BGH v. 09.07.1965: Zum Linksabbiegen an einer trichterförmig erweiteren Einmündung


Der BGH (Beschluss vom 09.07.1965 - 4 StR 282/65) hat entschieden:
Die Vorfahrt des aus einer bevorrechtigten Straße mit trichterförmig erweiterter Einmündung nach links Einbiegenden erstreckt sich nicht nur auf das durch die Fluchtlinien der Fahrbahnen beider Straßen gebildete Einmündungsviereck, sondern umfasst auch die ganze bis zu den Endpunkten des Trichters erweiterte Fahrbahn der bevorrechtigten Straße.


Siehe auch Schneiden von Kurven und Stichwörter zum Thema Vorfahrt


Gründe:

Der Angeklagte fuhr mit einem VW-Bus auf der Poststraße in Siegen, in die, in seiner Fahrtrichtung gesehen, von rechts die gleichgeordnete Straße "Zum Unteren Schloß" in trichterförmiger Erweiterung einmündet. Kurz nach Beginn dieser Einmündung stieß er mit einem in spitzem Winkel aus der Straße kommenden Opel-Personenwagen auf seiner rechten Fahrbahnhälfte zusammen. An beiden Fahrzeugen entstand Sachschaden. Das Amtsgericht verurteilte den Angeklagten wegen Übertretungen der §§ 1, 13 StVO i. Verb. mit § 21 StVG zu einer Geldstrafe.
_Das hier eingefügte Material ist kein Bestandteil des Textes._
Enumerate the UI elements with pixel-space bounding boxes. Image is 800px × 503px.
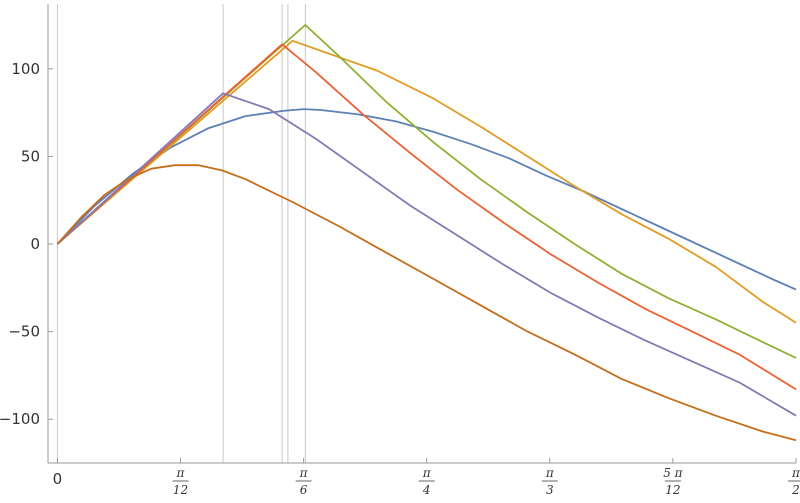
x-tick-label-6: π2 — [787, 466, 800, 497]
x-tick-numerator-2: π — [299, 466, 309, 480]
x-tick-numerator-4: π — [545, 466, 555, 480]
x-tick-label-1: π 12 — [172, 466, 189, 497]
y-tick-label-2: 0 — [30, 235, 40, 253]
y-tick-label-0: 100 — [11, 60, 40, 78]
series-line-3 — [56, 43, 797, 391]
x-tick-numerator-1: π — [176, 466, 186, 480]
series-line-1 — [56, 39, 797, 324]
x-tick-denominator-5: 12 — [665, 483, 680, 497]
x-tick-numerator-6: π — [791, 466, 800, 480]
y-tick-label-4: −100 — [0, 410, 40, 428]
x-tick-denominator-1: 12 — [173, 483, 188, 497]
x-tick-label-4: π3 — [541, 466, 558, 497]
x-tick-label-3: π4 — [418, 466, 435, 497]
x-tick-denominator-2: 6 — [300, 483, 308, 497]
chart-frame — [47, 4, 796, 464]
series-line-2 — [56, 24, 797, 359]
x-tick-label-2: π6 — [295, 466, 312, 497]
x-tick-label-5: 5 π12 — [663, 466, 683, 497]
x-tick-denominator-6: 2 — [791, 483, 800, 497]
series-line-5 — [56, 164, 797, 442]
y-tick-label-3: −50 — [8, 323, 40, 341]
vertical-reference-lines — [56, 4, 306, 463]
x-tick-denominator-4: 3 — [546, 483, 554, 497]
series-group — [56, 24, 797, 442]
y-tick-label-1: 50 — [21, 147, 40, 165]
series-line-4 — [56, 92, 797, 417]
x-tick-numerator-3: π — [422, 466, 432, 480]
x-tick-label-0: 0 — [53, 470, 63, 488]
x-tick-numerator-5: 5 π — [663, 466, 683, 480]
x-tick-denominator-3: 4 — [422, 483, 431, 497]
Das Oberlandesgericht in Hamm, das über die Revision des Angeklagten zu entscheiden hat, will dieser entsprechen. Nach seiner Auffassung erstreckt sich die Vorfahrt des aus einer bevorrechtigten Straße mit trichterförmig erweiterter Einmündung nach links abbiegenden Verkehrsteilnehmers nicht über das durch die gedachten Fluchtlinien der Fahrbahnen beider Straßen gebildete Einmündungsviereck hinaus; sie umfasst also nicht die weitere von den Trichterrändern begrenzte, bis zu den Endpunkten dieser Erweiterung reichende Fläche des Trichters, wo sich der Unfall ereignete. An dieser Entscheidung sieht sich das Oberlandesgericht durch das Urteil des Bundesgerichtshofs vom 16. November 1962 - VI ZR 19/62 - in VersR 1963, 279 gehindert. Danach umfasst der Vorfahrtbereich des aus einer trichterförmig erweiterten Einmündung nach links einbiegenden Vorfahrtberechtigten die gesamte Fläche der Fahrbahn bis zum Endpunkt dieser Erweiterung einschließlich der für den Wartepflichtigen rechten Fahrbahnhälfte. Das Oberlandesgericht in Hamm hat deshalb die Sache dem Bundesgerichtshof gemäß § 121 Abs. 2 GVG vorgelegt.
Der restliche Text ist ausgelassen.